Il rabbino capo di Bologna Alberto Sermoneta ricorda: “Ho particolarmente nel cuore i suoi racconti sul periodo della guerra e la sua Resistenza. Prima di partire suo padre gli disse di lavare e seppellire i cadaveri che incontrava per strada perché fondamentale per la religione ebraica. Quando ritornò sano e salvo il padre gli rispose che si era salvato proprio perché gli aveva dato ascolto. Rav Toaff pretendeva molto ma dava tantissimo”.

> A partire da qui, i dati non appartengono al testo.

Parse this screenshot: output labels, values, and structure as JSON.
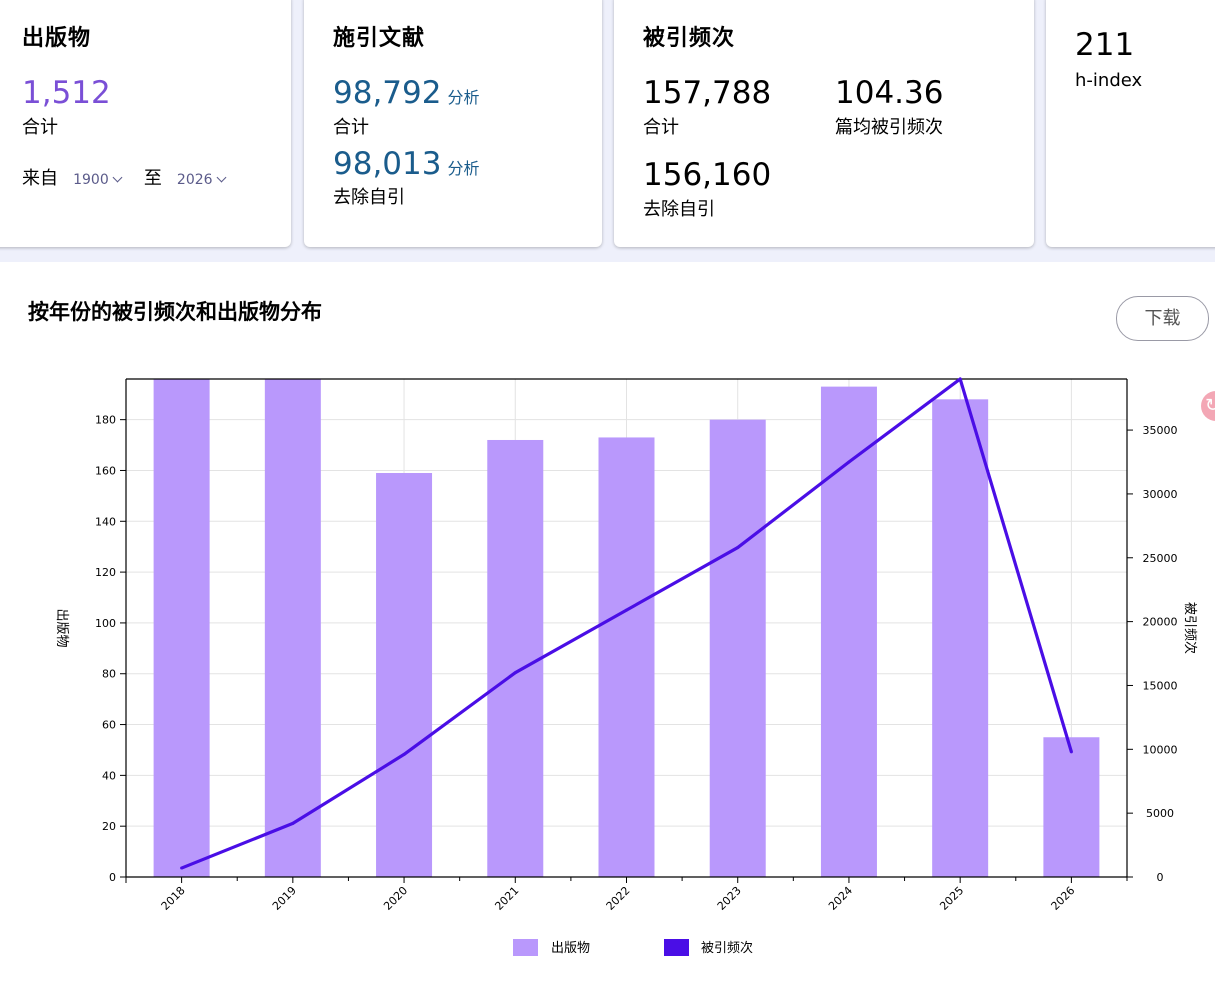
{
  "cards": {
    "publications": {
      "title": "出版物",
      "total": "1,512",
      "total_label": "合计",
      "from_label": "来自",
      "from_value": "1900",
      "to_label": "至",
      "to_value": "2026"
    },
    "citing": {
      "title": "施引文献",
      "total": "98,792",
      "total_link": "分析",
      "total_label": "合计",
      "excl": "98,013",
      "excl_link": "分析",
      "excl_label": "去除自引"
    },
    "cited": {
      "title": "被引频次",
      "total": "157,788",
      "total_label": "合计",
      "avg": "104.36",
      "avg_label": "篇均被引频次",
      "excl": "156,160",
      "excl_label": "去除自引"
    },
    "hindex": {
      "value": "211",
      "label": "h-index"
    }
  },
  "section": {
    "title": "按年份的被引频次和出版物分布",
    "download": "下载"
  },
  "colors": {
    "bar": "#b998fc",
    "line": "#4a0ee6",
    "accent_purple": "#7a4fd6",
    "link_blue": "#1a5c8c"
  },
  "chart_data": {
    "type": "bar",
    "categories": [
      "2018",
      "2019",
      "2020",
      "2021",
      "2022",
      "2023",
      "2024",
      "2025",
      "2026"
    ],
    "series": [
      {
        "name": "出版物",
        "type": "bar",
        "axis": "left",
        "values": [
          196,
          196,
          159,
          172,
          173,
          180,
          193,
          188,
          55
        ]
      },
      {
        "name": "被引频次",
        "type": "line",
        "axis": "right",
        "values": [
          700,
          4200,
          9600,
          16000,
          20900,
          25800,
          32500,
          39000,
          9800
        ]
      }
    ],
    "ylabel": "出版物",
    "y2label": "被引频次",
    "ylim": [
      0,
      196
    ],
    "y2lim": [
      0,
      39000
    ],
    "yticks": [
      0,
      20,
      40,
      60,
      80,
      100,
      120,
      140,
      160,
      180
    ],
    "y2ticks": [
      0,
      5000,
      10000,
      15000,
      20000,
      25000,
      30000,
      35000
    ],
    "grid": true,
    "legend": "bottom"
  }
}
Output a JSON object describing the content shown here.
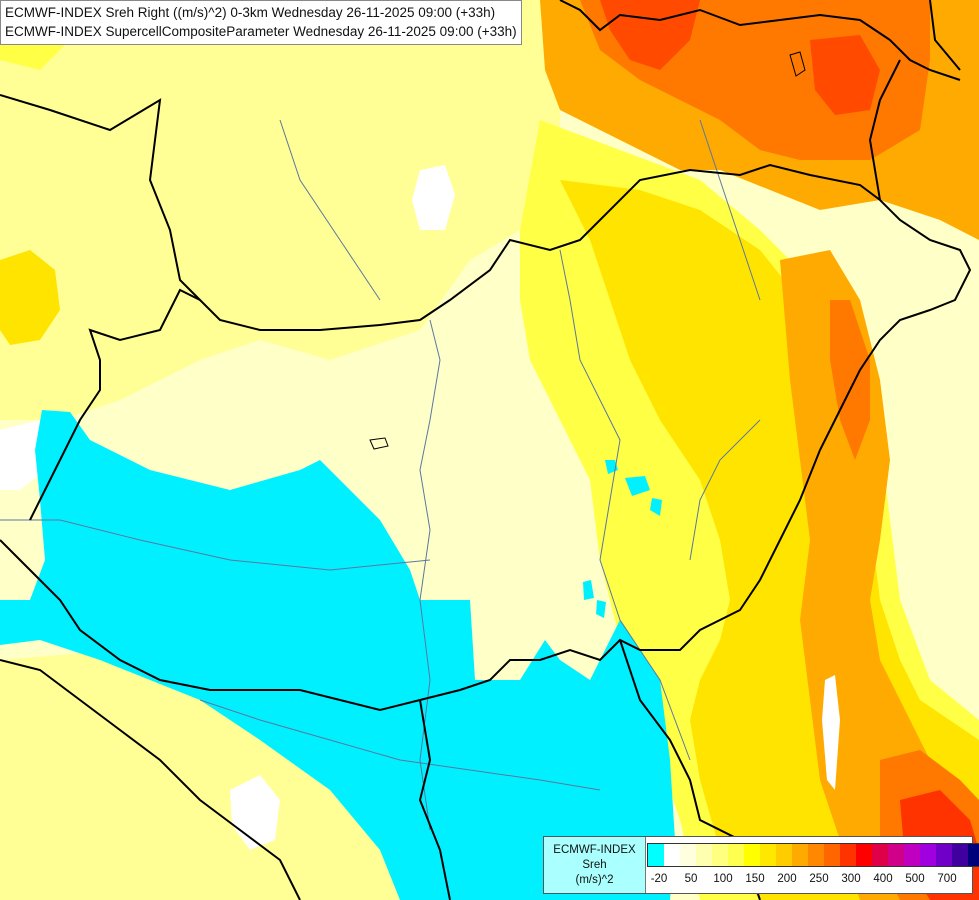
{
  "header": {
    "line1": "ECMWF-INDEX Sreh Right ((m/s)^2) 0-3km Wednesday 26-11-2025 09:00 (+33h)",
    "line2": "ECMWF-INDEX SupercellCompositeParameter Wednesday 26-11-2025 09:00 (+33h)"
  },
  "legend": {
    "title_lines": [
      "ECMWF-INDEX",
      "Sreh",
      "(m/s)^2"
    ],
    "ticks": [
      "-20",
      "50",
      "100",
      "150",
      "200",
      "250",
      "300",
      "400",
      "500",
      "700"
    ],
    "colors": [
      "#00ffff",
      "#ffffff",
      "#ffffe0",
      "#ffffb0",
      "#ffff80",
      "#ffff50",
      "#ffff00",
      "#ffe800",
      "#ffcc00",
      "#ffaa00",
      "#ff8800",
      "#ff6600",
      "#ff3300",
      "#ff0000",
      "#e0004a",
      "#d0008a",
      "#c000c0",
      "#a000e0",
      "#7000c8",
      "#4000a0",
      "#00007a"
    ]
  },
  "map": {
    "palette": {
      "cyan": "#00f0ff",
      "pale": "#ffffc8",
      "light_yellow": "#ffff96",
      "yellow": "#ffff46",
      "gold": "#ffd700",
      "orange": "#ffaa00",
      "dark_orange": "#ff7800",
      "red_orange": "#ff4a00",
      "border": "#000000",
      "river": "#5a78a0"
    }
  }
}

“Il rav Toaff è stato il mio sandek (la persona che ha l’onore di tenere in braccio il bambino durante la circoncisione) durante la mila e anche quello dei miei figli. Il che è stato abbastanza particolare visto che in teoria il ruolo non può essere ricoperto sempre dalla stessa persona. Sandek proviene dalla parola greca sin teknos e indica una creazione pratica – spiega rav Benedetto Carucci Viterbi, preside delle medie e del liceo ebraico di Roma – dalla parola teknos proviene anche quella di tecnica e testo. In qualche modo il Sandek è il nostro tessitore e io posso affermare con certezza che rav Toaff sia stato il mio. Nell’ebraismo i Maestri sono un oggetto di attaccamento fondamentale, riescono in qualche modo a mandare avanti ma anche azzerare il tempo, ti fanno aspirare all’eternità”.